Örneğin, The Guardian gazetesinde yayımlanan bir çalışmaya göre, İngiltere halkının %60'ı, ülkelerinin yönetimiyle ilgili en az bir komploya inanıyor. (Uzaylılardan aşılara kadar uzanan bir yelpazede pek çok başka komplo kurgusu da var.)
Bu oran, Brexit taraftarları arasında daha yüksek.
Study shows 60% of Britons believe in conspiracy theories
(Bu “muhafazkar sağ seçmen”le ilgili bulguyu not edelim, birazdan değineceğim.)
— / —
ABD'de ise komplo kurgularından geçilmiyor; hemen her konuda bir komplo anlatısına rastlamak mümkün.
Hatta, merak edenler için, alfabetik sırayla dizilmiş komplo kurguları ansiklopedileri bulmak bile mümkün.
— / —
Komplo kurguları konu açısından büyük çeşitlilik gösterse de, ortak noktalara sahipler.
Örneğin:
- Tehdit unsuru ve kötü niyet içeren gizlilik özelliği.
- Büyük çaplı ve keskin siyah-beyaz iddialar olmaları.
- Sıkça kendi dışındaki her şeye "algı operasyonu" atfında bulunmaları.
Bu konuya ileride "Sahte Haber" konusunu ele aldığımızda yeniden ve daha ayrıntılı olarak eğileceğim.
— / —
Şimdi işin siyasetle ilgili olan ve cevabını yeterince açıklıkla veremediğim kısmına geleyim.
Komplo kurguları daha ziyade sağ siyasi görüş içinde kendine yer buluyor.
Neden?
Bu alandaki klasik kaynaklardan birisi, iki Pulitzer ödüllü ABD'li tarihçi Richard Hofstadter'in muhafazakâr Amerikan sağ siyaseti üzerine yazdığı pek çok makale arasında yer alan "The Paranoid Style in American Politics" (Amerikan Siyasetinde Paranoid Tarz) başlıklı makaledir.

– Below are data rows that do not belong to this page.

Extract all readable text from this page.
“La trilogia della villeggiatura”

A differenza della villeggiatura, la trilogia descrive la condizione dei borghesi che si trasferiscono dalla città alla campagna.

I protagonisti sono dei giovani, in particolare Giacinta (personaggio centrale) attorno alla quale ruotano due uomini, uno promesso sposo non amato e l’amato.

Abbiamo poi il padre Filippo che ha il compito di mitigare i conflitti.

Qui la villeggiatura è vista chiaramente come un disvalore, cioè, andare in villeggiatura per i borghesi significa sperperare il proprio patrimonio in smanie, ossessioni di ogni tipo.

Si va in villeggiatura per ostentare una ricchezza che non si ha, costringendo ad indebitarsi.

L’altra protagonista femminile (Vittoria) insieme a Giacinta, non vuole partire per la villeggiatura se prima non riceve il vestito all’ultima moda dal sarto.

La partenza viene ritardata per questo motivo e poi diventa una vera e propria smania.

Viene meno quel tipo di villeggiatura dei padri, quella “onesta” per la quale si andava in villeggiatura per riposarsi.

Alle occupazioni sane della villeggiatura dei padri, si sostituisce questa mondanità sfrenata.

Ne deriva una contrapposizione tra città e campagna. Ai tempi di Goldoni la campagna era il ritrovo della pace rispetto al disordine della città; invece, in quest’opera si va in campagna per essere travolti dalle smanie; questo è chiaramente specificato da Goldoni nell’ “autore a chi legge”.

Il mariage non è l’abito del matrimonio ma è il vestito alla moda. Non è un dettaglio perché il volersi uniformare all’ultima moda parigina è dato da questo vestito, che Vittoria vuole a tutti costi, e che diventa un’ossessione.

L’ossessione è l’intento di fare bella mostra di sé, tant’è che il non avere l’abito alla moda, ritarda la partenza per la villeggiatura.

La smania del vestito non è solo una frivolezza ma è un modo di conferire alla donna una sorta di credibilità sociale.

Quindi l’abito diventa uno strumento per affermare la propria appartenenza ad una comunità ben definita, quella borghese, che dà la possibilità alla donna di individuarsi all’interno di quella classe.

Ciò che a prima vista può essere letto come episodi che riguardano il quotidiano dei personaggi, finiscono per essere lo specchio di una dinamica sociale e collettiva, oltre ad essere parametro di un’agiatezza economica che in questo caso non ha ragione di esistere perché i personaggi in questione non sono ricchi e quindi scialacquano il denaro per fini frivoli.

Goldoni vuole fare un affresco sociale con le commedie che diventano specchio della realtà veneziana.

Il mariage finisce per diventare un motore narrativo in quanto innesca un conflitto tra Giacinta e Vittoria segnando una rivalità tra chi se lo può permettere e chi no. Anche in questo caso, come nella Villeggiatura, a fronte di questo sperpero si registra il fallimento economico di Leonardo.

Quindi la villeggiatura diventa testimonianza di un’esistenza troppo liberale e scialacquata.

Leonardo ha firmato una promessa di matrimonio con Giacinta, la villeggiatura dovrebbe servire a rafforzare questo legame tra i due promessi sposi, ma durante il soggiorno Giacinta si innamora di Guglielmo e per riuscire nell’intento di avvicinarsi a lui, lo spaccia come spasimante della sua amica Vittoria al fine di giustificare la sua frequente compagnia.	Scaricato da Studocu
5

Komplo kurguları serisine son vermeden önce, siyaset yapma biçimlerinin ve sağ-sol ayrımının, komplo eğilimlerine ev sahipliği yapma konusundaki farklılığına yeniden gelmek istiyorum.
O zamana kadar, aklımdaki yarı-oluşmuş fikirler de belki biraz daha netleşmiş olur.
— / —
Gelecek hafta, konuya evrimsel biyoloji açısından ve ana dil öğrenme sürecini bir örnek olarak ele alarak, devam edeceğiz.